Floral Designs of the Thirteen American Colonies
“Hamilton” is dropping on Disney+ this Friday! Although I haven’t seen the musical yet, I sing the songs all the time. They are so infectious! Another musical that takes place during colonial times is “1776” which became a movie in 1972. If you visit Colonial Williamsburg, make sure to see the movie there! During our first visit to Williamsburg, my family saw the movie and then explored the town. Having seen the movie first, I recognized many of the buildings we visited. Seeing these locations where so many important moments in American history took place, filled me with awe. In honor of July 4th and Alexander Hamilton, let’s explore the flowers and floral designs of the Thirteen American Colonies.
Late Georgian Era
The Founding Fathers declared independence on July 2, 1776, during Britain’s late Georgian era. Spanning the reigns of the first four Hanoverian kings of Great Britain, the period was named after the kings who were all named George. With populations shifting from the country to the city and active trading exposing the English to other customs, the Georgian era marks a time of great change. In addition, both the Industrial Revolution and the Agricultural Revolution occurred. As jobs disappeared, emigration to Canada and the North American Colonies increased immensely.
The colonies formed along the eastern seaboard of what is now the United States. While Native Americans originally inhabited the area, the Spanish, French, and Dutch started colonies by 1500. Even Russia formed colonial outposts. The English arrived in earnest in the early 1600’s. By 1776, the British had a major influence on the Thirteen Colonies from governing, to taxes, to art and fashion.
Georgian Floral Design in England
According to the Garden Club of Virginia, the softer colors of the French Rococo style were popular in England during this time.
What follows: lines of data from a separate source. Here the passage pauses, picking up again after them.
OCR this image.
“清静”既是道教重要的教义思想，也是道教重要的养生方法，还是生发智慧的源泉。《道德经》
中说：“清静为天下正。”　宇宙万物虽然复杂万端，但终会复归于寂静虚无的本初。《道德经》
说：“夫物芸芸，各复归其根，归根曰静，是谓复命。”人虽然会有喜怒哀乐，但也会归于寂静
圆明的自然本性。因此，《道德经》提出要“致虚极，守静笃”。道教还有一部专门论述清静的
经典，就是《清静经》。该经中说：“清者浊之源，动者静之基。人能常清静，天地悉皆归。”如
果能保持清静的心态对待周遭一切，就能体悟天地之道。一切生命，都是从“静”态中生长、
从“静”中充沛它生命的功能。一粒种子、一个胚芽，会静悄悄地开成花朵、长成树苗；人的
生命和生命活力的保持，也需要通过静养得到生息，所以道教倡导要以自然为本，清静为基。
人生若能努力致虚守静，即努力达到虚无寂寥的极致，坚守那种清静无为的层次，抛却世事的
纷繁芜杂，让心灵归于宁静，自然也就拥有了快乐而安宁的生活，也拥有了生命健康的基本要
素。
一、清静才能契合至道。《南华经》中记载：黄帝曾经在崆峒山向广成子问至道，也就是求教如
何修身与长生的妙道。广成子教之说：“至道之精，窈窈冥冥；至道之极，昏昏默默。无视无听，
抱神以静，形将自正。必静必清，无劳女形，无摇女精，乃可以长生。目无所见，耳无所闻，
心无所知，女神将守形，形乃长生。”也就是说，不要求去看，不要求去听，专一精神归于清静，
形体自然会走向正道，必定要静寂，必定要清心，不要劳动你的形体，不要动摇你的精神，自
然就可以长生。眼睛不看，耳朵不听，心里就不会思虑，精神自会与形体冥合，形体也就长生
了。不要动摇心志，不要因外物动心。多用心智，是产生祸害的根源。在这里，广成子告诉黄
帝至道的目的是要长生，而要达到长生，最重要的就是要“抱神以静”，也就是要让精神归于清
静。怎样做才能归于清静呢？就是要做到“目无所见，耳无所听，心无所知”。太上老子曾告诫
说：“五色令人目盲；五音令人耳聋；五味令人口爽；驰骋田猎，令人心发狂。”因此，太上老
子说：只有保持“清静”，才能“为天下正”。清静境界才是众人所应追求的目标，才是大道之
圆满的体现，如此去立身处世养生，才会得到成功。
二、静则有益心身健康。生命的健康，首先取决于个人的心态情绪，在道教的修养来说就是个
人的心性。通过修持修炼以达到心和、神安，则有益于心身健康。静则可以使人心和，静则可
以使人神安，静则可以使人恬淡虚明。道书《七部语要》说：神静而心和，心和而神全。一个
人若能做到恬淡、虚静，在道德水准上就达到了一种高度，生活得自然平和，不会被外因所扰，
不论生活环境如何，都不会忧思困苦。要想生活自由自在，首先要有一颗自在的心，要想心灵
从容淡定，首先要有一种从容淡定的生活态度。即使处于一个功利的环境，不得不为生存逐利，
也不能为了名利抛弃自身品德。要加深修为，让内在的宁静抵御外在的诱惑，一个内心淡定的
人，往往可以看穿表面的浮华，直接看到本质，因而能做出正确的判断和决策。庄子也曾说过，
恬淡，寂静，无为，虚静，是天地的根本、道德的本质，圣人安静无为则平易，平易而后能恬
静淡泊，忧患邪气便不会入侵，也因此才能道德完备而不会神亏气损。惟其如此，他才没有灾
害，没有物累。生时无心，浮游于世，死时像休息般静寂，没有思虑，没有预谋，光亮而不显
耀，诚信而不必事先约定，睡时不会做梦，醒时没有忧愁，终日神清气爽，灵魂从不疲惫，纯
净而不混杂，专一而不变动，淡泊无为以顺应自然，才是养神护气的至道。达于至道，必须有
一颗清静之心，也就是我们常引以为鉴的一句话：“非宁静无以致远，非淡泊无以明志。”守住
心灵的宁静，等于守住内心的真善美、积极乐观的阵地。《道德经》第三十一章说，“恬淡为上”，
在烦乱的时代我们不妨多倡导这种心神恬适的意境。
Whites and soft blues harmonized with rose and buff or silver. Influenced by the French Rococo, late Georgian designs became less compact and more open. While arrangements shifted to a more triangular shape, they remained symmetrical and balanced. In England, the primary flowers were velvety in texture including lilies, tuberoses, stock, cyclamen, and roses.
Floral Design of the Thirteen American Colonies
In Colonial Williamsburg, finger vases were a popular vessel for flower arrangements. Influenced by British Georgian and French Rococo styles, colonial floral designs were sophisticated. With fanned groupings at the top, triangular flower arrangements abounded. Arrangements were sometimes three times the height of the container! On an interesting note, fruits and gourds were favorite additions. Of course the flowers and greenery native to North America allowed for textures and designs that could only be created in the colonies. Wildflowers and filler flowers were included such as the highly popular baby’s breath. Additionally, limonium, solidago, alder, sumac, cattails, and native grasses and grains provided colonial uniqueness.
As the Founding Fathers prepared for war against England, flowers took on a political significance. According to historians, George Washington instructed his gardener to create a garden containing only trees native to America. No English trees were allowed! It is easy to imagine floral designs of the Thirteen American Colonials being acts of defiance as well as works of art.
The Fantasy Floral Family wishes you and yours an Independence Day filled with love and laughter!